Comparative analysis of Na⁺-induced pH_i recovery of AP-1 cells transfected with wild-type and mutant forms of NHE1 under control and ATP-depleted conditions. (A) Analysis of surface expression of NHE1′_HA by immunoblotting. AP-1 cells were stably transfected with wild-type or mutant (M1, M2, and M1 + 2) NHE1′_HA. The cells were treated with or without chymotrypsin (100 U/ml, 5 min) and whole cell extracts were analyzed by electrophoresis and immunoblotting with anti-HA antibody. Note that the amounts of protein loaded are not identical: NHE1 = 4 μg; NHE1-M1 = 4 μg; NHE1-M2 = 10 μg; and NHE1-M1 + 2 = 7 μg. The position of the fully glycosylated (∼105 kD, Mature) and incompletely glycosylated (∼80 kD, Immature) forms of full-length NHE1, and of the main proteolytic fragment (∼75 kD) are shown.

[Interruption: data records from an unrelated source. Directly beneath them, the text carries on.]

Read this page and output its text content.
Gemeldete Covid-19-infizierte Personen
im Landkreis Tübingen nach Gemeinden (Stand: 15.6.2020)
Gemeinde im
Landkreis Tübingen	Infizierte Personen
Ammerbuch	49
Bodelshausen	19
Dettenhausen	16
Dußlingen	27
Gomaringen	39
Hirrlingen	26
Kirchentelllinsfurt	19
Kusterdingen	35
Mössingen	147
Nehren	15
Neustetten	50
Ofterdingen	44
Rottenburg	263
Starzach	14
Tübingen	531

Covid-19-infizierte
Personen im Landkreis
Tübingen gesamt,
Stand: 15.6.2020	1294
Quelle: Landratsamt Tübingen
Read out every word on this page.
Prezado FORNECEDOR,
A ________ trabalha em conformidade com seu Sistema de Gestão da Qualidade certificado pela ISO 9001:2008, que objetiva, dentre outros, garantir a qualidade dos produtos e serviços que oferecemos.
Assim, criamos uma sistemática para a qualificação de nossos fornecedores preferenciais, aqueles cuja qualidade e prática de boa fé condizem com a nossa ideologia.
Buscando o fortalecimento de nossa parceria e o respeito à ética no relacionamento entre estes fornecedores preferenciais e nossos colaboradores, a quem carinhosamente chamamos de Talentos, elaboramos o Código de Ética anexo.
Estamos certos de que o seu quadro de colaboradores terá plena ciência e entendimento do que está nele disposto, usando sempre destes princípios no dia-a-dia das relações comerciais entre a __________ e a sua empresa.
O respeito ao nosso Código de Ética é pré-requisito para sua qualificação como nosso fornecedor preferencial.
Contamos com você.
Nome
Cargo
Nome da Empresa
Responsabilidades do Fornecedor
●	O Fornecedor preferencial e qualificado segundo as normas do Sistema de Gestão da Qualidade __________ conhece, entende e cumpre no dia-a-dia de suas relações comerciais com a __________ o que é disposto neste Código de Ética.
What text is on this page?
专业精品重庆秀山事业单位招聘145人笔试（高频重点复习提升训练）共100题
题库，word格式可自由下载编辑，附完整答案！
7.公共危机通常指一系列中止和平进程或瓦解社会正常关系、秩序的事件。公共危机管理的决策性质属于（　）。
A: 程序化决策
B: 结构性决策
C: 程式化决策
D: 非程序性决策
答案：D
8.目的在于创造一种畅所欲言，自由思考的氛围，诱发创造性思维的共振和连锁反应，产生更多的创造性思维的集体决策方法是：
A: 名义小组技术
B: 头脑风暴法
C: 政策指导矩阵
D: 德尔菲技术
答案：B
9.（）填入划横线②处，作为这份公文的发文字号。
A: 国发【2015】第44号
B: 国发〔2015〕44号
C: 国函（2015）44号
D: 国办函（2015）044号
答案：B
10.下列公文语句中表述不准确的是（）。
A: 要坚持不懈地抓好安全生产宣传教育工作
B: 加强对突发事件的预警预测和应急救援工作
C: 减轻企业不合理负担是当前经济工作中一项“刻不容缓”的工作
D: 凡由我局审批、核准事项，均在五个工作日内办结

The blot is representative of three similar experiments. (B) Comparison of the Na⁺/H⁺ exchange activity determined from the rate of H⁺ extrusion as in Fig. 3 in AP-1 cells transfected with wild-type or mutant forms of NHE1′_HA. The rates of Na⁺-induced alkalinization were recorded, normalized for plasmalemmal NHE1 expression, and displayed as a function of the pH_i. Data are means ± SEM of at least five determinations. Where absent, error bars are smaller than the symbol. (C) AP-1 cells transfected with wild-type or mutant forms of NHE1′_HA were either untreated or subjected to ATP depletion, as in Fig. 1. The rates of Na⁺-induced alkalinization measured at pH_i 6.4 are illustrated. Data are means ± SEM of at least four determinations.

Figure 8

Comparative analysis of rates of ²²Na⁺ influx of AP-1 cells transfected with wild-type and mutant forms of NHE1 under control and ATP-depleted conditions. AP-1 cells transfected with wild-type (WT) or mutant forms (M1, M2, and M1 + 2) of NHE1′_HA were either untreated (Con) or subjected to ATP depletion (−ATP). (A–D) The cells were clamped at the indicated pH_i, and the rates of ²²Na⁺ uptake were measured, as detailed in Material and Methods. (A) WT; (B) M1; (C) M2; and (D) M1 + 2. To facilitate comparison of the effects of mutating the PIP₂-binding sites, the rates of ²²Na⁺ influx of wild-type and the mutant forms of NHE1 were normalized to their respective plasmalemmal protein levels, and then expressed relative to the maximal uptake rate of wild-type NHE1. In B–D, the dashed line indicates the wild-type NHE1 profile in control cells. Data are means ± SEM of three separate experiments, each performed in quadruplicate. Where absent, error bars are smaller than the symbol.